Liquified Natural Gas (LNG) gets plenty of attention as a globally traded energy source but some of its most interesting characteristics have little to do with energy. The mention of cryogenic liquids usually raises at least a small amount of interest in all of us. The urban legends of Walt Disney’s cryogenically suspended remains may have spurred the interest but even without the stories, cryogenic temperatures produce unique and often unexpected effects. This short article will remind the reader of some of the cooler aspects of LNG and other cryogenic liquids.
Absolute Zero
Absolute zero is the coldest point on the thermodynamic temperature scale, meaning essentially that all molecular movement has stopped, and the temperature is deemed to be zero. All absolute temperature scales, for example Kelvin and Rankine, have a common zero and thus comparisons of higher temperatures can be made (i.e. 100 K is twice as warm as 50 K). Helium, the lightest Noble Gas, liquifies at about 4.2K and exhibits additional “superfluid” states at even lower temperatures. Liquid nitrogen, the most common cryogenic gas, liquifies around 77 K, while methane liquifies at about 112 K (-162° C or -260° F). Since LNG is primarily methane, the nominal temperature for LNG is usually expressed as 112 K. By applying the absolute scale, LNG is about 28 times warmer than liquid helium and 1.5 times warmer than liquid nitrogen. Ice forms at 273 K, so ice is more than twice as warm as LNG on an absolute scale. The bottom line from this analysis, LNG is very cold, much more similar to liquid nitrogen than any other substance found commonly in everyday experience.
Material Properties
Many high school students are familiar with liquid nitrogen demonstrations in which the temperature of materials is dramatically lowered to alter their physical properties. Using a frozen banana as a hammer and dramatically changing the tone of a bell are two of the most common. Both demonstrations are relevant in the handling of LNG. Elastomers can freeze and become rigid, offering little sealing protection (recall Richard Feynman’s demonstration in front of congress after the Challenger disaster). Metals are also not immune to problems at very low temperatures, and become brittle, as demonstrated by the change in the bell’s tone. Only by the careful selection of all materials used in LNG apparatus, can LNG be safely and efficiently handled.
Volume and Temperature Measurements
The fundamental questions that need to be answered when buying or selling any commodity are all about accurate measurement. For LNG, the volume of liquid transferred is of primary importance along with the energy density. Flow metering is the primary method to determine volumetric exchanges for oil and natural gas alike, but designing a flow meter for use at 112 K is a daunting task. Although there are a handful of flow measurements in LNG performed, the accepted method to measure the volume of LNG is through various forms of tank gauging. Sealing requirements, embrittlement of electronics, and the survivability of moving parts makes most metering impractical. Temperature measurement can also be a challenge. Temperature is often measured using thermocouples, but in a cryogenic environment the preferential method often requires a resistance temperature detector (RTD). The resistivity of many metals is nearly linear over a wide temperature range, with platinum being one of the best characterized, so this fact is exploited to accomplish temperature measurements across wide ranges of cryogenic temperature.

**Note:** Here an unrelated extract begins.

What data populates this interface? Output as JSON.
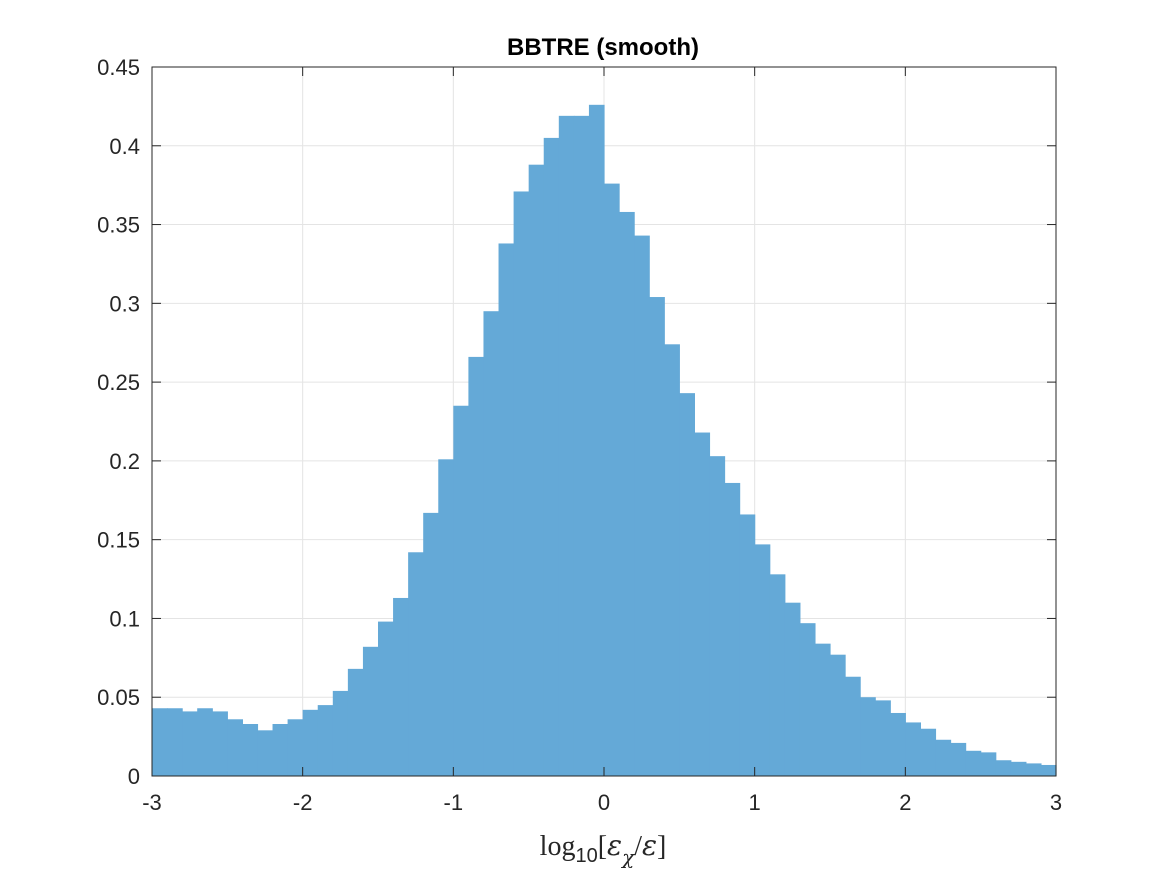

Measuring the temperature of flowing LNG can be especially problematic in slow moving or small transfer lines. Because LNG is usually very near its boiling point, the introduction of even tiny amounts of heat can create gas pockets which destroy the measurement. Gas pockets traveling along the top of large transfer lines are at a different temperature than the liquid. Probe placement and the insulation around the pipe are critical. Pre-vaporization of liquid in gas analysis (sampling) lines create unacceptable temperature variations and large pulsations that can destroy meaningful analysis. Routine measurements in gases and liquids at or near room temperature can be extremely difficult in LNG, simply because of the cryogenic environment.